Dr. Sailesh has a firm belief that he is not in favour of favouring anyone. “I am on the other end of the spectrum because we come from a very modest background. We lived in slums in Kodambakkam in Chennai. I was living in that slum. My house was the last pakka house. My father was just earning Rs 800 per month. I come from that background. Compared to everybody I hang out with now, I come from a very modest background,” he reveals.
Opening up about his latest release and why he didn’t shoot it in Marathi, he explains, “There was an overlap shooting the second part HIT in Telugu. But I was not shuttling between two projects. There was just a 10 days overlap during the entire shooting process. I didn’t do it in Marathi because I don’t have the knowledge in Marathi. First of all, I can’t speak Marathi. If you can’t speak a language, then you shouldn’t make a film in that language. As a director, communication is the way we work on the sets. If I have to make a Marathi movie, then I will learn the language and thereafter make it in Marathi. I can speak Tamil, Telugu, English and Hindi. Yes, my Hindi is good because I had a lot of Mumbai and Gujarati friends while doing my undergraduate graduation, so they taught it to me. But still, my Hindi has a Hyderabadi touch.”

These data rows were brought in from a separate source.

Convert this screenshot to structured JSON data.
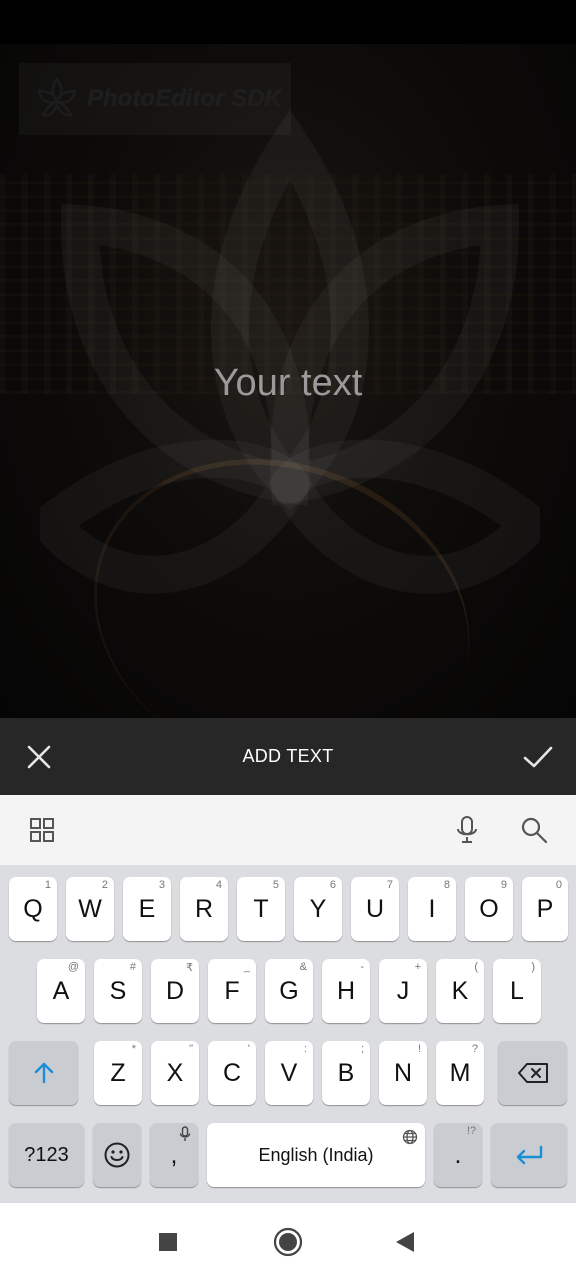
{
  "watermark": {
    "brand": "PhotoEditor SDK"
  },
  "canvas": {
    "text": "Your text"
  },
  "toolbar": {
    "title": "ADD TEXT",
    "cancel_icon": "close-icon",
    "confirm_icon": "check-icon"
  },
  "keyboard_toolbar": {
    "grid_icon": "grid-icon",
    "mic_icon": "microphone-icon",
    "search_icon": "search-icon"
  },
  "keyboard": {
    "row1": [
      {
        "key": "Q",
        "hint": "1"
      },
      {
        "key": "W",
        "hint": "2"
      },
      {
        "key": "E",
        "hint": "3"
      },
      {
        "key": "R",
        "hint": "4"
      },
      {
        "key": "T",
        "hint": "5"
      },
      {
        "key": "Y",
        "hint": "6"
      },
      {
        "key": "U",
        "hint": "7"
      },
      {
        "key": "I",
        "hint": "8"
      },
      {
        "key": "O",
        "hint": "9"
      },
      {
        "key": "P",
        "hint": "0"
      }
    ],
    "row2": [
      {
        "key": "A",
        "hint": "@"
      },
      {
        "key": "S",
        "hint": "#"
      },
      {
        "key": "D",
        "hint": "₹"
      },
      {
        "key": "F",
        "hint": "_"
      },
      {
        "key": "G",
        "hint": "&"
      },
      {
        "key": "H",
        "hint": "-"
      },
      {
        "key": "J",
        "hint": "+"
      },
      {
        "key": "K",
        "hint": "("
      },
      {
        "key": "L",
        "hint": ")"
      }
    ],
    "row3": [
      {
        "key": "Z",
        "hint": "*"
      },
      {
        "key": "X",
        "hint": "\""
      },
      {
        "key": "C",
        "hint": "'"
      },
      {
        "key": "V",
        "hint": ":"
      },
      {
        "key": "B",
        "hint": ";"
      },
      {
        "key": "N",
        "hint": "!"
      },
      {
        "key": "M",
        "hint": "?"
      }
    ],
    "symbols_label": "?123",
    "comma_label": ",",
    "space_label": "English (India)",
    "period_label": ".",
    "period_hint": "!?",
    "accent_color": "#1a8fd6"
  },
  "navigation": {
    "recents_icon": "square-icon",
    "home_icon": "circle-icon",
    "back_icon": "triangle-back-icon"
  }
}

Talking about his family background, Dr. Sailesh shares, “My mother was a Telugu Pundit lecturer. She gave up her profession after I was born as she wished to nurture me well while I was growing up. My father, Seshagiri Rao Kolanu, worked as a production manager for Pratap Art Productions and then with director Kodi Rama Krishna. Then he joined Prasad films laboratory as an outdoor unit manager. He used to supply equipment to various production houses. My core filmmaking knowledge comes from there. I inherited academics from my mother and filmmaking from my father. I feel a man or woman’s intelligence depends on their bringing up. My father is retired. Post-retirement, he works as Dil Raju sir’s office manager. On a consultant basis, does accounts and paperwork for him. Dil Raju sir is like our family.”
He concludes, “My dad never wanted me to be a filmmaker. When I told him I wanted to come back to India and direct a film, he said, ‘If you take a flight, I will hit you’. I was earning a six-figure salary. Why should I leave that and join films? He sent me miles away from here because he knows the troubles of this industry. For me to go in pursuit of making a film, I cracked my contacts. I met Nani without telling him anything. When I got the offer, Dil Raju sir came and told me, ‘Let’s make a film’.”